One must be cautious when comparing studies that used different cTnI assays. Ten- to 20-fold variations in cTnI concentrations were reported when the same sample was measured by different assays.6466 Signals generated in immunoassays with anti-cTnI monoclonal antibodies depend on the epitope region recognized by these antibodies.67 Protein regions within the cTnI molecule, which are susceptible to oxidation, reduction, phosphorylation, or degradation by proteases, are likely to exhibit variable immunoreactivity and even loss of reactivity, leading to altered signal generation in assays deploying antibodies against such regions. For example, the C-terminal portion of serum cTnI is preferentially degraded, consequently assays such as Access that recognize the C-terminal portion of the cTnI molecule tend to yield lower concentrations than those recognizing the N-terminal portion, such as Stratus and Opus.42 In this literature analysis, only elimination curves obtained with the Stratus kit were compared because it is more accurate and the most widely used among published elimination curves. We did not find enough troponin elimination curves to perform statistical analyses on other commercial kits.
Nevertheless, a similar difference between post-MI and post-cardiac surgery curves could be demonstrated: the up-slope of post-cardiac surgery cTnI elimination curves was steeper than those of post-MI with reperfusion, and both were steeper then those of post-MI curves. Therefore, we believe that the fast peak of post-cardiac surgery troponin levels expresses ischemia-reperfusion or systemic inflammation, causing enhanced cell membrane permeability rather than permanent cellular damage as seen after MI. Interestingly, the study of Noora and colleagues68 showed that while cTnI typically reaches a peak 7 hr after cardiac surgery, it peaks after 18 hr in patients with postoperative MI confirmed by electrocardiographic criteria. The down-slopes of post-cardiac surgery curves are gentler than those of post-MI and post-MI with reperfusion, suggesting that elimination of cTnI from the circulation is slower after cardiac surgery. This is probably due to surgery-induced temporary dysfunction of organs that remove troponin from the blood. Troponin I covalent complexes with troponin T and C, which appear with mild ischemia, and disappear in more severe injury.8,9 Thus, if the ischemic insult is milder after cardiac surgery than after MI, cTnI will appear mainly as a complex rather than the free form, rendering it less vulnerable to degradation, and consequently its elimination will be slower.

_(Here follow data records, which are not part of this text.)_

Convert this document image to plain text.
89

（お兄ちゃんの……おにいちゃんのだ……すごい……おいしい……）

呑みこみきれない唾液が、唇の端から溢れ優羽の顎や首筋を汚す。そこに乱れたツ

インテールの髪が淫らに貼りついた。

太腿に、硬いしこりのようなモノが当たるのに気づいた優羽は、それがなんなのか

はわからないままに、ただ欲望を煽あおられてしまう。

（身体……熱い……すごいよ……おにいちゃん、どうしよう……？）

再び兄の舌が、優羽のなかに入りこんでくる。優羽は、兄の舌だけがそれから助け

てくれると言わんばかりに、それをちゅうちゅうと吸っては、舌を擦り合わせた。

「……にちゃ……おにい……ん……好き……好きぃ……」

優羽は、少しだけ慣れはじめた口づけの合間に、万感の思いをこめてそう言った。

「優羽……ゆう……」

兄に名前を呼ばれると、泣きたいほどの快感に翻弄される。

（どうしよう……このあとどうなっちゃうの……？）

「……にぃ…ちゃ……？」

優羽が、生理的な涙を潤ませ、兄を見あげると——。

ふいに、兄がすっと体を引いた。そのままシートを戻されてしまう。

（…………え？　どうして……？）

Our study suggests that different mechanisms may be responsible for cTnI elevation after MI and after cardiac surgery. Therefore, plasma cTnI levels in clinical practice should be different in these two situations. We believe that much more information about cellular damage, degree of ischemia, and ischemia-reperfusion after cardiac surgery could be gained from investigating the relationship between the types of troponin degradation products (oxidation, reduction, phosphorylation, degradation by proteases, and complex formation) and the clinical outcome in patients. Thus, until further investigation, we should not imply the denotation of post-MI troponin levels on post-cardiac surgery patients, nor utilize the cTnI level as a marker for perioperative MI.